Common cron expressions:
- `"0 0 * * *"` — daily at midnight
- `"0 2 * * 0"` — weekly on Sunday at 2 AM
- `"0 */6 * * *"` — every 6 hours

### Option D: Continuous Backup for PITR

Continuous backups stream transaction logs (binlogs/WAL) to enable point-in-time recovery.
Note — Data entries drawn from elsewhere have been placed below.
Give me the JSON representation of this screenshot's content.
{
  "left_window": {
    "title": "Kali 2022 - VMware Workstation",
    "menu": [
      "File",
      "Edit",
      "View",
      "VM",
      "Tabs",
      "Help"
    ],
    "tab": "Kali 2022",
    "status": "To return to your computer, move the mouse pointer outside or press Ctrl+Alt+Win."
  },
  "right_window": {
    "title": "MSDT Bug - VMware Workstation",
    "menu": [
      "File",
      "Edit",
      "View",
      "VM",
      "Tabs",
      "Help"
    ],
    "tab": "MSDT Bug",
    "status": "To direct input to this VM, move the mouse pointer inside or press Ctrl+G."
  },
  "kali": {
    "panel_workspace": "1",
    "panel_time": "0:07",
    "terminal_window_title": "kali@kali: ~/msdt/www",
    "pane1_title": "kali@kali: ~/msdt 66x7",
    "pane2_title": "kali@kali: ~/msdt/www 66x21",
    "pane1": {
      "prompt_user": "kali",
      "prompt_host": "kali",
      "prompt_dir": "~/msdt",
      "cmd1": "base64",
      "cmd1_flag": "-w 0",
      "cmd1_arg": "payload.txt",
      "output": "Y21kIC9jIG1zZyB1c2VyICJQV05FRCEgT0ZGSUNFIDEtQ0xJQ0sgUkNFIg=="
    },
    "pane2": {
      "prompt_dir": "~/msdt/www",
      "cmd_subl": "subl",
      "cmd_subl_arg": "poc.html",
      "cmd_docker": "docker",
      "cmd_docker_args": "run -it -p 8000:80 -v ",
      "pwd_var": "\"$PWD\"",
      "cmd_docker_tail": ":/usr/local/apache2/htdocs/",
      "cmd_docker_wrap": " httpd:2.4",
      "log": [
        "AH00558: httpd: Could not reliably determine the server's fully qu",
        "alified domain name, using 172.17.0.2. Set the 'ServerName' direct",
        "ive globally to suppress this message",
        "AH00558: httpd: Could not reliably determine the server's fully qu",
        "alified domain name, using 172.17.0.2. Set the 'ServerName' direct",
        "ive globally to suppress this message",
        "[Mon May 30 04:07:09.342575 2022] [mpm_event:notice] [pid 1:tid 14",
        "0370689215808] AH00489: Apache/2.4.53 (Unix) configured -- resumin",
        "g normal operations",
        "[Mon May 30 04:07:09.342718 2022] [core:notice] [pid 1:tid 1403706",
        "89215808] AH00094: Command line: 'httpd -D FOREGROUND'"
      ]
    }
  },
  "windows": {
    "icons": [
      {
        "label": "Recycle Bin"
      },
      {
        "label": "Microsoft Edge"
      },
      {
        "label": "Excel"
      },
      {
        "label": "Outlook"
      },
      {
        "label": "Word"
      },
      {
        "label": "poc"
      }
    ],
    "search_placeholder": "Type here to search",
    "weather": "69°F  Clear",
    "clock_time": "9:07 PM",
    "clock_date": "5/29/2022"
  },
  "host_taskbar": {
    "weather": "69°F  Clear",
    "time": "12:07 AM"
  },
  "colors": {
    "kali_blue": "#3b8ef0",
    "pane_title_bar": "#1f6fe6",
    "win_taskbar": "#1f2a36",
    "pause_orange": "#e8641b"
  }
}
Create a Backup CR with the continuous method:

```yaml
apiVersion: dataprotection.kubeblocks.io/v1alpha1
kind: Backup
metadata:
  name: <cluster>-continuous
  namespace: <ns>
spec:
  backupMethod: archive-binlog    # MySQL; use wal-archive for PostgreSQL
  backupPolicyName: <cluster>-<component>-backup-policy
  deletionPolicy: Delete
```

For PITR to work, you need **both** a completed full backup **and** a running continuous backup.

## Step 4: Verify Backup

```bash
kubectl get backup -n <ns>
```

Expected output shows `Completed` status:

```
NAME              POLICY                              METHOD        STATUS      AGE
my-backup         mycluster-mysql-backup-policy        xtrabackup   Completed   5m
```

Check backup details:

```bash
kubectl describe backup <backup-name> -n <ns>
```

## Troubleshooting

**Backup stuck in InProgress:**
- Check BackupRepo connectivity: `kubectl describe backuprepo`
- Check backup pod logs: `kubectl logs -n <ns> -l app.kubernetes.io/name=backup`

**BackupPolicy not found:**
- Ensure the cluster is running: `kubectl get cluster -n <ns>`
- BackupPolicy is auto-created with the cluster; check addon installation

**Volume-snapshot backup fails:**
- Ensure a VolumeSnapshotClass exists: `kubectl get volumesnapshotclass`
- CSI driver must support volume snapshots

## Additional Reference

For BackupRepo setup (S3, OSS, MinIO, GCS), continuous backup configuration, and advanced BackupPolicy customization, see [reference.md](references/reference.md).

For general agent safety conventions (dry-run, status confirmation, production protection), see [safety-patterns.md](../../references/safety-patterns.md).